As of March 2022, Canada's DBRS AAA federal credit rating was maintained.
Commonly used government debt terms are gross debt, net debt, and debt securities liabilities. These measures are often presented as a share of GDP, as in the table below, to gauge the size of debt relative to the size of the economy. The debt-to-GDP ratio is a key indicator of the sustainability of government finance, according to the OECD.
Gross debt, also called "total debt", consists of all liabilities that require payment of principal or interest at some point in the future. Gross debt is the commonly used measure of debt in international comparisons by the IMF and the OECD.
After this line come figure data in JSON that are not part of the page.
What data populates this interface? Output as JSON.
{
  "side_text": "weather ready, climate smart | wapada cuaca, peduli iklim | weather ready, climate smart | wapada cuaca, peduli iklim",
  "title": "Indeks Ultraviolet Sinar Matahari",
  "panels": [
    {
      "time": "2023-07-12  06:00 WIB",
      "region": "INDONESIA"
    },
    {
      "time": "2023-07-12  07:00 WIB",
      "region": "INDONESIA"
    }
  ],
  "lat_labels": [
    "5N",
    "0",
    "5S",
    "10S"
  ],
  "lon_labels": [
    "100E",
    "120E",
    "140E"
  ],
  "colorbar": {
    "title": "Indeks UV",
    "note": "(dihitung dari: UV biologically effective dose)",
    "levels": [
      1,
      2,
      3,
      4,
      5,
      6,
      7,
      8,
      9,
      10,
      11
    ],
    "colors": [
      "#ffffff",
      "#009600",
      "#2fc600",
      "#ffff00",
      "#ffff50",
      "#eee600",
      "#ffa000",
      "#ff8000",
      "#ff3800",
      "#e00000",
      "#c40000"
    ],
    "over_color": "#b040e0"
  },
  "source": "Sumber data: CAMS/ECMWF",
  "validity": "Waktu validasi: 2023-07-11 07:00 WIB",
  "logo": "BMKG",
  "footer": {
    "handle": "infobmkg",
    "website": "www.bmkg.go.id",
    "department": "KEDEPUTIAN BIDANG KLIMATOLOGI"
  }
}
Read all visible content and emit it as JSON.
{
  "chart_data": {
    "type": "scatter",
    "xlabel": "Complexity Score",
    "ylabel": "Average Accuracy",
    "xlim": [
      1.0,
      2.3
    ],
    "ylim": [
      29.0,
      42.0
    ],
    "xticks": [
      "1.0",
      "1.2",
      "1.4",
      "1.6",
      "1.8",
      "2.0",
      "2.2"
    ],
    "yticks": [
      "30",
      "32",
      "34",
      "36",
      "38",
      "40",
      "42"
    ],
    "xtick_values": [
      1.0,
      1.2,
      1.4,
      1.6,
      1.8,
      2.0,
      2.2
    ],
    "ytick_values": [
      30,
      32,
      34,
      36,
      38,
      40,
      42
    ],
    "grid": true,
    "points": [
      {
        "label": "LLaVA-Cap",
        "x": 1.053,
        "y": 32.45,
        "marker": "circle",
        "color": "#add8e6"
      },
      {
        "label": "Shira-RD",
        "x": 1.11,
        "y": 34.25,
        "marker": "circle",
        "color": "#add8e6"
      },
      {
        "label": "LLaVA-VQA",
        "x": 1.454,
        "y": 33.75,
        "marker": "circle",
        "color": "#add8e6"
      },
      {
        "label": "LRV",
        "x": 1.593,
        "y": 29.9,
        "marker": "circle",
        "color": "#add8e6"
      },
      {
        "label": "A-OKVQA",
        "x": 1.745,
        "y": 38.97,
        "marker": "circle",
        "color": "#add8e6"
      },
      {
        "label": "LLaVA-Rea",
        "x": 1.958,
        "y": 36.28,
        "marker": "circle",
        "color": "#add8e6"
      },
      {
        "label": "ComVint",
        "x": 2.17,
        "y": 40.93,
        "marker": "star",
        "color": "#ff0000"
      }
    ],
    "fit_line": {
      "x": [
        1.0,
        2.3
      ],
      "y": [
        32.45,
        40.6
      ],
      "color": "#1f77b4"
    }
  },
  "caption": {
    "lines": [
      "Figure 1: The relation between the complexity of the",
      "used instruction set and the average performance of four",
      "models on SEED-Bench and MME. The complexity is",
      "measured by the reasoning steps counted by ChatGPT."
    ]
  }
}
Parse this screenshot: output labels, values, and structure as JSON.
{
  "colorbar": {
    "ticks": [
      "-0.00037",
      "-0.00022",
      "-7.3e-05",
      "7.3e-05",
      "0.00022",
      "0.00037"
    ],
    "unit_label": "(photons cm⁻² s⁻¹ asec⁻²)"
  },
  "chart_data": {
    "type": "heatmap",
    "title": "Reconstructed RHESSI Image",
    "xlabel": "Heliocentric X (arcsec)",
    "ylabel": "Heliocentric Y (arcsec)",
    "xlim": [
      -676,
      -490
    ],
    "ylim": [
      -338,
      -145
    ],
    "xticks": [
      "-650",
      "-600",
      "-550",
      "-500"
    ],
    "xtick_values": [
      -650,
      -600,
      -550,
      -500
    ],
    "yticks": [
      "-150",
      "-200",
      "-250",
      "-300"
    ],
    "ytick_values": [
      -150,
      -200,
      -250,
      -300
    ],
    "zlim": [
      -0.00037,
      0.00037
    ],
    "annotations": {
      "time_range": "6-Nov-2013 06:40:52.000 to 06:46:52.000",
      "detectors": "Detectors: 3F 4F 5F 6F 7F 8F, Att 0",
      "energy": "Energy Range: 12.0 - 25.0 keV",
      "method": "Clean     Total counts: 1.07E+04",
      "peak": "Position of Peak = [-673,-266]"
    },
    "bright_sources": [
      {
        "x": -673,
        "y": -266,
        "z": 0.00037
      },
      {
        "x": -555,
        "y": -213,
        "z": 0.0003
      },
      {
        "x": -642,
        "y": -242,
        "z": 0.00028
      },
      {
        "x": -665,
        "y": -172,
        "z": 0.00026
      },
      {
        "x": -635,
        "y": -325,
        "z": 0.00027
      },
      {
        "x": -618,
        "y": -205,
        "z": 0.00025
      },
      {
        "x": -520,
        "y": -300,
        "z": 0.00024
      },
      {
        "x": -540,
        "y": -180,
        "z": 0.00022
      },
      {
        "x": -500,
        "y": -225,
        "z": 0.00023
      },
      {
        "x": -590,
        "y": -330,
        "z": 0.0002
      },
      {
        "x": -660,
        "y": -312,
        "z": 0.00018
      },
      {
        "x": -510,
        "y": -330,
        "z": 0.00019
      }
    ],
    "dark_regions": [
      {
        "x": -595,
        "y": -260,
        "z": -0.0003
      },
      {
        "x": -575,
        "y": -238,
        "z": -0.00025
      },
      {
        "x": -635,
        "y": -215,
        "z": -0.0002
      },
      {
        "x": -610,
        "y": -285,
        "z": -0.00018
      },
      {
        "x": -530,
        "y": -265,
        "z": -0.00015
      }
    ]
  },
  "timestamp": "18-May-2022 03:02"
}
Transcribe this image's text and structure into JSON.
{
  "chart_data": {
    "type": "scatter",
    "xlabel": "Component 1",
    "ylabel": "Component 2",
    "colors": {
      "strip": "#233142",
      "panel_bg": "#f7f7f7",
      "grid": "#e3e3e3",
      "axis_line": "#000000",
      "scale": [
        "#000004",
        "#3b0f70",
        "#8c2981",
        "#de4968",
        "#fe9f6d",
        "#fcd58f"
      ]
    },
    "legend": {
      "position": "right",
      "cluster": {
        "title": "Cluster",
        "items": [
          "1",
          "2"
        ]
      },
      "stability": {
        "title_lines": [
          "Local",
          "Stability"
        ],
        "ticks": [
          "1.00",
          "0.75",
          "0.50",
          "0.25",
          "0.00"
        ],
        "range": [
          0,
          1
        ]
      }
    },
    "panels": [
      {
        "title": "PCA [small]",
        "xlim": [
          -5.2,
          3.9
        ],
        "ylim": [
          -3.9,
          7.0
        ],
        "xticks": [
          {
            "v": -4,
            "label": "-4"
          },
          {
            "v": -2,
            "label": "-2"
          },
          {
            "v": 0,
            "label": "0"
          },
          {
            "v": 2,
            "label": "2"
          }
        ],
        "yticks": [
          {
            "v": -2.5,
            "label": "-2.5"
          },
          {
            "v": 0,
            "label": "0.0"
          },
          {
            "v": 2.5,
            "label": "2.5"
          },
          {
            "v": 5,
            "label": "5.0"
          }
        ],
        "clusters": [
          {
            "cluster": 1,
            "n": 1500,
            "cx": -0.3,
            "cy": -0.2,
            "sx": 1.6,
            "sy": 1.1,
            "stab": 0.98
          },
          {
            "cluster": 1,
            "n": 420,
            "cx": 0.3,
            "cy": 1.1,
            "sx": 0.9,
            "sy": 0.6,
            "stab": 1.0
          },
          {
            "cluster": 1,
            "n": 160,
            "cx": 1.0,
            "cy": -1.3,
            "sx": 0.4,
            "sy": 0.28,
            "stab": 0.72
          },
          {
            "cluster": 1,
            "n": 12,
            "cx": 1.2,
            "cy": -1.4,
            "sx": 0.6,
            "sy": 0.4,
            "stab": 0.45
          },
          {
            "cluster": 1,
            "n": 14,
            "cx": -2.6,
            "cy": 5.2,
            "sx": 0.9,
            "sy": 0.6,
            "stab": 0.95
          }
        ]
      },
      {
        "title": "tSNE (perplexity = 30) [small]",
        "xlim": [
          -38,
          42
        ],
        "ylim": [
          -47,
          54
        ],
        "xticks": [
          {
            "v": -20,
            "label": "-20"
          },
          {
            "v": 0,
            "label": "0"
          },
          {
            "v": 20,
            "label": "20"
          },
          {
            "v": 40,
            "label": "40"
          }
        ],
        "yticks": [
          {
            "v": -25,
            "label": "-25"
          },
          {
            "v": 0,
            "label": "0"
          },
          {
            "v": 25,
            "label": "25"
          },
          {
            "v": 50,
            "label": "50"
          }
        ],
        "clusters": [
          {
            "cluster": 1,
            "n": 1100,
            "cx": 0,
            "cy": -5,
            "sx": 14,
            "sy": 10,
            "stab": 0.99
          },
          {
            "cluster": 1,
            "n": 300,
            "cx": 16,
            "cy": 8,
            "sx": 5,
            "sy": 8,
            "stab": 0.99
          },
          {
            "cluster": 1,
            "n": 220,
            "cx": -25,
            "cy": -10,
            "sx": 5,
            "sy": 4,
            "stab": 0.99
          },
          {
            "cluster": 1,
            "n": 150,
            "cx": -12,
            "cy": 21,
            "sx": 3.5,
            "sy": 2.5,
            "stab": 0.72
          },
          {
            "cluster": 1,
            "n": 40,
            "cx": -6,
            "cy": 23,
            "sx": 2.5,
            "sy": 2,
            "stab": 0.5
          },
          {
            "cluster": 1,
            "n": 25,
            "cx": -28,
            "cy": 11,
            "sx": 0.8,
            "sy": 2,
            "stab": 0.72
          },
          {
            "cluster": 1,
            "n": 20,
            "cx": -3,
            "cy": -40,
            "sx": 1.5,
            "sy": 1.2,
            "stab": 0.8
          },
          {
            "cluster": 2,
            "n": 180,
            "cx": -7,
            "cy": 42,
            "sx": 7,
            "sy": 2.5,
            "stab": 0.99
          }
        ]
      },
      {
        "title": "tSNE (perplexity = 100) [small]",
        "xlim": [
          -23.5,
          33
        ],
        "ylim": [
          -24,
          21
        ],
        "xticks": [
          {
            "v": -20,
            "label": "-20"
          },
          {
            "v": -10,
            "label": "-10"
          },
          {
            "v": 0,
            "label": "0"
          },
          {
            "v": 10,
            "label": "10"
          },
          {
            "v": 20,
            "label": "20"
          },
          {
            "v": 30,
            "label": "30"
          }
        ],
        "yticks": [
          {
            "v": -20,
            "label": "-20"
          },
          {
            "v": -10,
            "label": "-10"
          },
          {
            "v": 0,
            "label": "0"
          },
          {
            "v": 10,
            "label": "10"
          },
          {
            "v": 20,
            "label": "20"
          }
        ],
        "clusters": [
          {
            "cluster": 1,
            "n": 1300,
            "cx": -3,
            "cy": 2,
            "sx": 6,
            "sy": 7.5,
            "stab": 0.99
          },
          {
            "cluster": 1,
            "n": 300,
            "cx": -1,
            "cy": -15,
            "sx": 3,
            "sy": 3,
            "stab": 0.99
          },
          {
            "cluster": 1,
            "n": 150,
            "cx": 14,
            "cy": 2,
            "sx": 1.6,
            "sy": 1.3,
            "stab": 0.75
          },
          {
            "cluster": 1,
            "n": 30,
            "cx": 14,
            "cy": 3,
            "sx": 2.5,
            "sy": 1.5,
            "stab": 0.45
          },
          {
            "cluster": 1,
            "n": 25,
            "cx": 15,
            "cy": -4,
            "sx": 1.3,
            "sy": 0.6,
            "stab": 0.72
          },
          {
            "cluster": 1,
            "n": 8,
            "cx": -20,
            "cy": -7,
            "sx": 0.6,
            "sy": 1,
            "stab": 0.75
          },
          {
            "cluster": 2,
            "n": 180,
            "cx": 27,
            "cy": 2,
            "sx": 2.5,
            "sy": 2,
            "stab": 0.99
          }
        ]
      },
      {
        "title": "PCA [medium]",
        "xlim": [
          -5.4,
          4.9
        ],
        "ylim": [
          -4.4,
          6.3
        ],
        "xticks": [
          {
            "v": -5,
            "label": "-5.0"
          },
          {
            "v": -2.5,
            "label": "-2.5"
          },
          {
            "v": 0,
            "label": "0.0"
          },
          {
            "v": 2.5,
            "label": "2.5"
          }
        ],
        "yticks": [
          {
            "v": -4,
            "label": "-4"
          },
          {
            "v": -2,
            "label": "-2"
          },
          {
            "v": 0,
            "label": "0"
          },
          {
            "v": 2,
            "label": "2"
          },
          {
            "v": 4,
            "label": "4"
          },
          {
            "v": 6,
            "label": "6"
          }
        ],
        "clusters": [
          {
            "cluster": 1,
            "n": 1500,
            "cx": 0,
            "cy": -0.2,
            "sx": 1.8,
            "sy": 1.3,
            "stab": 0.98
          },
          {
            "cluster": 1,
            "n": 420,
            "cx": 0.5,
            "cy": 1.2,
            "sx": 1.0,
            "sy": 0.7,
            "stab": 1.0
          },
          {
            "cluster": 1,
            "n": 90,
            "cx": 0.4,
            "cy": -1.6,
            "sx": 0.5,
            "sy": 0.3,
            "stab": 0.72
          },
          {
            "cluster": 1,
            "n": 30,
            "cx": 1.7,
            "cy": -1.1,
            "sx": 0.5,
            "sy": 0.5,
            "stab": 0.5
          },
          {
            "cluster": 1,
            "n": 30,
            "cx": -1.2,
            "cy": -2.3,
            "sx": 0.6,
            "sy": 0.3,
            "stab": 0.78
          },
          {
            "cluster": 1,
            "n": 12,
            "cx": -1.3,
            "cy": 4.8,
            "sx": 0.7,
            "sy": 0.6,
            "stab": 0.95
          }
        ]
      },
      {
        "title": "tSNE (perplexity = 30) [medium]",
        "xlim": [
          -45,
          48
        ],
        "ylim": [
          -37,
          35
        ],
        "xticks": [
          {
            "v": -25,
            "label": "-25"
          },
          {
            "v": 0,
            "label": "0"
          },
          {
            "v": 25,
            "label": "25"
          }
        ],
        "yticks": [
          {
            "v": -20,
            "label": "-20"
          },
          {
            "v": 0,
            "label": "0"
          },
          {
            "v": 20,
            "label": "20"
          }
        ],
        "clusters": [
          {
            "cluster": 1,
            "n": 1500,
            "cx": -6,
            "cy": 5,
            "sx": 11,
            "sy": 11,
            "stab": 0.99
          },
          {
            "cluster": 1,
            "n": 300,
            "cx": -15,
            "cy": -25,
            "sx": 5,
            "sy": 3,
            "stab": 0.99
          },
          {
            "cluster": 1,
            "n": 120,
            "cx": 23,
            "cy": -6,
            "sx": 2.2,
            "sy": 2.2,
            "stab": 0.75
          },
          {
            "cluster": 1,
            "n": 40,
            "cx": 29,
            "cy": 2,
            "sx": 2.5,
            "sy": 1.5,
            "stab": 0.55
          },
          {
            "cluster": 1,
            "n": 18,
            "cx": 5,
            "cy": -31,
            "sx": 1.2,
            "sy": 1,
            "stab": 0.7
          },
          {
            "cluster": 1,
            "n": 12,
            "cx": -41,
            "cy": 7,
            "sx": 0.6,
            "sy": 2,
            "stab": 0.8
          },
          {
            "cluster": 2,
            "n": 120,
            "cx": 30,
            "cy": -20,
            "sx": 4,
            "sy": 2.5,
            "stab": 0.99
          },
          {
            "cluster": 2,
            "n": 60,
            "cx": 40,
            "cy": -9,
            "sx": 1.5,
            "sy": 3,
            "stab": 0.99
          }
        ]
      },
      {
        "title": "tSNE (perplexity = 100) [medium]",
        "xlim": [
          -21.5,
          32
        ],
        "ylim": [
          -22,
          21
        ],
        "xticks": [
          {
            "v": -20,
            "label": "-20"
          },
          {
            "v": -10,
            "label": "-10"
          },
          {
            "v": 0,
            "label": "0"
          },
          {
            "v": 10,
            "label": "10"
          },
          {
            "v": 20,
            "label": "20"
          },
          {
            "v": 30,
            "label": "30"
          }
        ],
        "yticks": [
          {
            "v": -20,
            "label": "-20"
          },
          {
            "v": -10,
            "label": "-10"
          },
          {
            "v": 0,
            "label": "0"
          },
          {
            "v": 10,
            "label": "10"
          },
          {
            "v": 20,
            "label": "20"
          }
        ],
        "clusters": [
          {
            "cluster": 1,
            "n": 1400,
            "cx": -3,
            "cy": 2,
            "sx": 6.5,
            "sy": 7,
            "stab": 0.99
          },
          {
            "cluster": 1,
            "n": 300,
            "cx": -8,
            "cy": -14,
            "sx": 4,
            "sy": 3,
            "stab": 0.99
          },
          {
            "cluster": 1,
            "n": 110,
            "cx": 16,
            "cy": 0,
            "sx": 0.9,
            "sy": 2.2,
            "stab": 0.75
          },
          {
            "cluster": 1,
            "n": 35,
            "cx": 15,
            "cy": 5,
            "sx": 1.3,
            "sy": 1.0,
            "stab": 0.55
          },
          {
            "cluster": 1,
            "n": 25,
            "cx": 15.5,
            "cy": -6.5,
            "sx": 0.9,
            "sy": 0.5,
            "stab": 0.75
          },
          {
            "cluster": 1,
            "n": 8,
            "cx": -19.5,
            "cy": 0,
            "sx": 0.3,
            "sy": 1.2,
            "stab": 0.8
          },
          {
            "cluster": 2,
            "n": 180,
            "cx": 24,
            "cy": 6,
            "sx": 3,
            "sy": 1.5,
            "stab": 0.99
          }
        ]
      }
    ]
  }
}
Net Debt is gross debt minus financial assets. It takes into account the financial assets governments hold, such as investments to cover the liabilities associated with civil servants' (government employee) pension plans. An issue with calculating net debt is that some government assets are difficult to value. Examples of difficult-to-value assets include nonmarketable equity investments, and loans that might never be repaid if the loan-receiving firms become insolvent. Another issue with net debt is which government assets should be included. The Department of Finance's method to calculate net debt has been criticized for including the assets (but not the liabilities) of the Canada Pension Plan (CPP) and Quebec Pension Plan (QPP). Yakabuski and Clemens and Palacios argue that the Department of Finance methodology understates net debt, since CPP and QPP assets are set aside to pay for future public retirement plan benefits, so they are not available to also pay down government debt.